Each commit message consists of a header, a body and a footer. The header has a special format that includes a type, a scope and a subject:
<type>(<scope>): <subject>
<BLANK LINE>
<body>
<BLANK LINE>
<footer>
The header is mandatory and the scope of the header is optional.
Examples:
docs(readme): update install instructions
fix: refer to the `entrypoint` instead of the first `module`
If the commit reverts a previous commit, it should begin with revert:, followed by the header of the reverted commit.
In the body it should say: This reverts commit <hash>., where the hash is the SHA of the commit being reverted.
Must be one of the following commit types:
- build: Changes that affect the build system or external dependencies (example scopes: babel, npm)
- chore: Changes that fall outside of build / docs that do not effect source code (example scopes: package, defaults)
- ci: Changes to our CI configuration files and scripts (example scopes: actions)
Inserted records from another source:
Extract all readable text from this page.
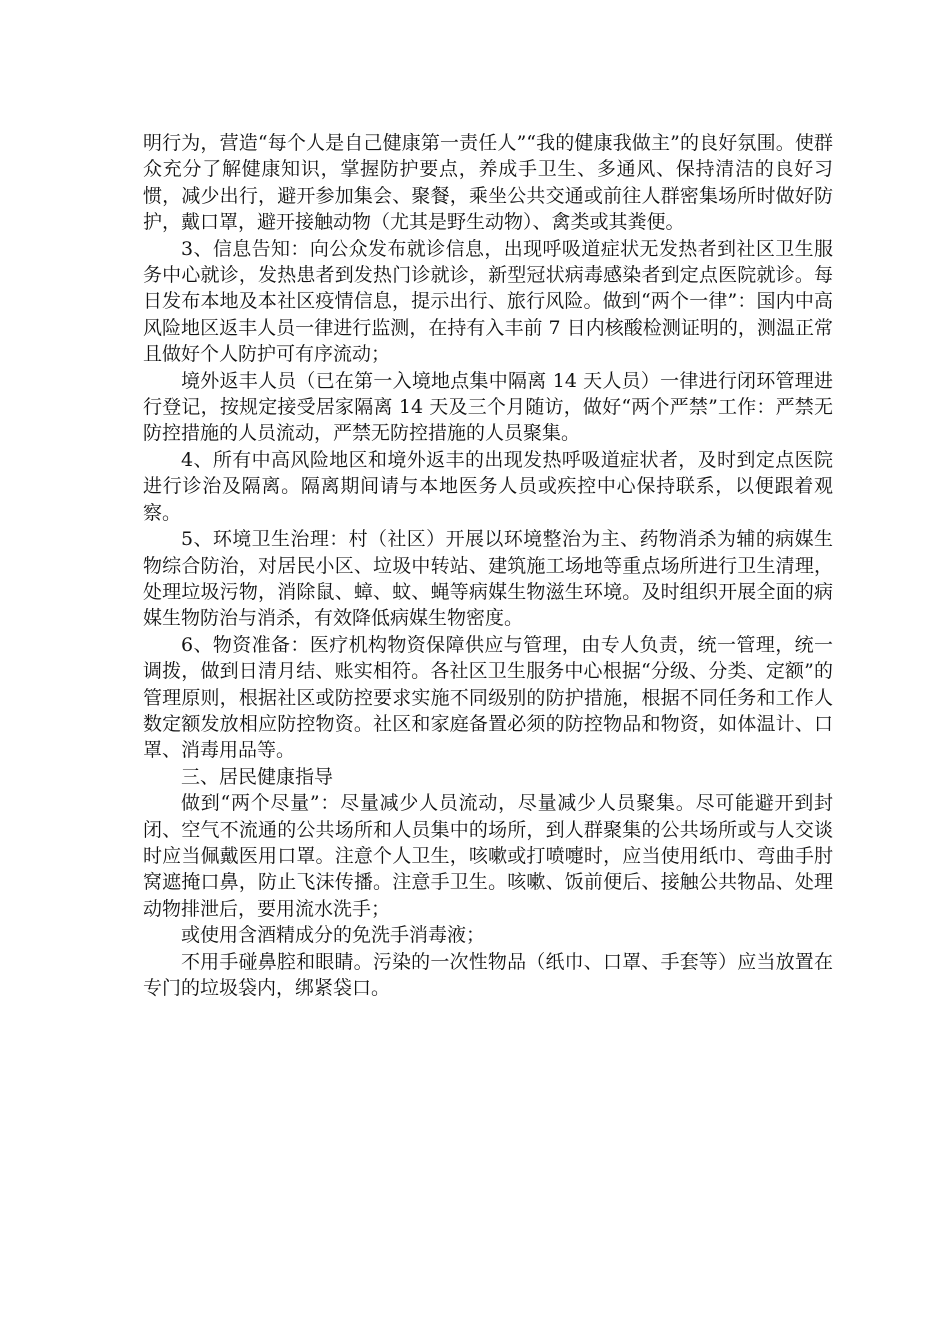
明行为，营造“每个人是自己健康第一责任人”“我的健康我做主”的良好氛围。使群众充分了解健康知识，掌握防护要点，养成手卫生、多通风、保持清洁的良好习惯，减少出行，避开参加集会、聚餐，乘坐公共交通或前往人群密集场所时做好防护，戴口罩，避开接触动物（尤其是野生动物）、禽类或其粪便。

3、信息告知：向公众发布就诊信息，出现呼吸道症状无发热者到社区卫生服务中心就诊，发热患者到发热门诊就诊，新型冠状病毒感染者到定点医院就诊。每日发布本地及本社区疫情信息，提示出行、旅行风险。做到“两个一律”：国内中高风险地区返丰人员一律进行监测，在持有入丰前 7 日内核酸检测证明的，测温正常且做好个人防护可有序流动；

境外返丰人员（已在第一入境地点集中隔离 14 天人员）一律进行闭环管理进行登记，按规定接受居家隔离 14 天及三个月随访，做好“两个严禁”工作：严禁无防控措施的人员流动，严禁无防控措施的人员聚集。

4、所有中高风险地区和境外返丰的出现发热呼吸道症状者，及时到定点医院进行诊治及隔离。隔离期间请与本地医务人员或疾控中心保持联系，以便跟着观察。

5、环境卫生治理：村（社区）开展以环境整治为主、药物消杀为辅的病媒生物综合防治，对居民小区、垃圾中转站、建筑施工场地等重点场所进行卫生清理，处理垃圾污物，消除鼠、蟑、蚊、蝇等病媒生物滋生环境。及时组织开展全面的病媒生物防治与消杀，有效降低病媒生物密度。

6、物资准备：医疗机构物资保障供应与管理，由专人负责，统一管理，统一调拨，做到日清月结、账实相符。各社区卫生服务中心根据“分级、分类、定额”的管理原则，根据社区或防控要求实施不同级别的防护措施，根据不同任务和工作人数定额发放相应防控物资。社区和家庭备置必须的防控物品和物资，如体温计、口罩、消毒用品等。

三、居民健康指导

做到“两个尽量”：尽量减少人员流动，尽量减少人员聚集。尽可能避开到封闭、空气不流通的公共场所和人员集中的场所，到人群聚集的公共场所或与人交谈时应当佩戴医用口罩。注意个人卫生，咳嗽或打喷嚏时，应当使用纸巾、弯曲手肘窝遮掩口鼻，防止飞沫传播。注意手卫生。咳嗽、饭前便后、接触公共物品、处理动物排泄后，要用流水洗手；

或使用含酒精成分的免洗手消毒液；

不用手碰鼻腔和眼睛。污染的一次性物品（纸巾、口罩、手套等）应当放置在专门的垃圾袋内，绑紧袋口。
- docs: Documentation only changes (example scopes: readme, changelog)
- feat: A new feature
- fix: A bug fix
- perf: A code change that improves performance
- refactor: A code change that neither fixes a bug nor adds a feature
- revert: Used when reverting a committed change
- style: Changes that do not affect the meaning of the code (white-space, formatting, missing semi-colons)
- test: Addition of or updates to Jest tests
The scope is subjective & depends on the type see above. A good example of a scope would be a change to a particular class or module.
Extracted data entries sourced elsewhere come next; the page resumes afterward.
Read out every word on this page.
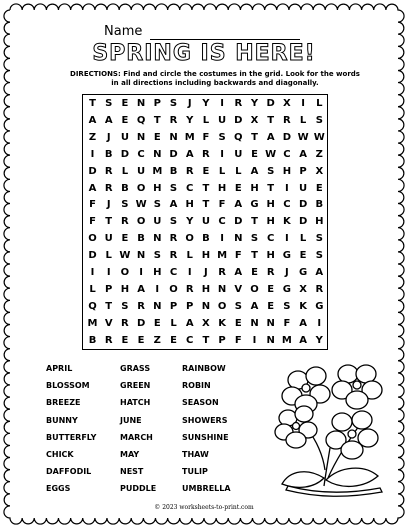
Name
SPRING IS HERE!
DIRECTIONS: Find and circle the costumes in the grid. Look for the words in all directions including backwards and diagonally.
T S E N P S	J	Y	I	R Y D X	I	L
A A E Q T R Y L U D X T R L S
Z	J	U N E N M F S Q T A D W W
I	B D C N D A R	I	U E W C A Z
D R L U M B R E L L A S H P X
A R B O H S C T H E H T	I	U E
F	J	S W S A H T F A G H C D B
F T R O U S Y U C D T H K D H
O U E B N R O B	I	N S C	I	L S
D L W N S R L H M F T H G E S
I	I	O	I	H C	I	J	R A E R	J	G A
L P H A	I	O R H N V O E G X R
Q T S R N P P N O S A E S K G
M V R D E L A X K E N N F A	I
B R E E Z E C T P F	I	N M A Y
APRIL
BLOSSOM
BREEZE
BUNNY
BUTTERFLY
CHICK
DAFFODIL
EGGS
GRASS
GREEN
HATCH
JUNE
MARCH
MAY
NEST
PUDDLE
RAINBOW
ROBIN
SEASON
SHOWERS
SUNSHINE
THAW
TULIP
UMBRELLA
© 2023 worksheets-to-print.com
The subject contains a succinct description of the change:
- don't capitalize the first letter
- no dot (.) at the end
The body should include the motivation for the change and contrast it with previous behavior.
The footer should include any information about Breaking Changes and is also the place to reference GitHub issues that this commit Closes.
Breaking Changes must start with the word BREAKING CHANGE: followed by a space or two new lines. The rest of the breaking change details should be provided after this.
Example
BREAKING CHANGE: Updates to `Chunk.mapModules`.
This release is not backwards compatible with `Webpack 5.x.x` due to breaking changes in webpack/webpack#4764
Migration: see webpack/webpack#5225
When submitting your contribution, a CLA (Contributor License Agreement) bot will verify whether you have signed the CLA. If it is your first time, it will link you to the right place to sign it. However, if the email used in your commits doesn’t match the email associated with your GitHub account, the CLA bot won’t accept your contribution.
Run git config user.email to see your Git email, and verify it with your GitHub email.
For your interest, time, understanding, and for following this simple guide.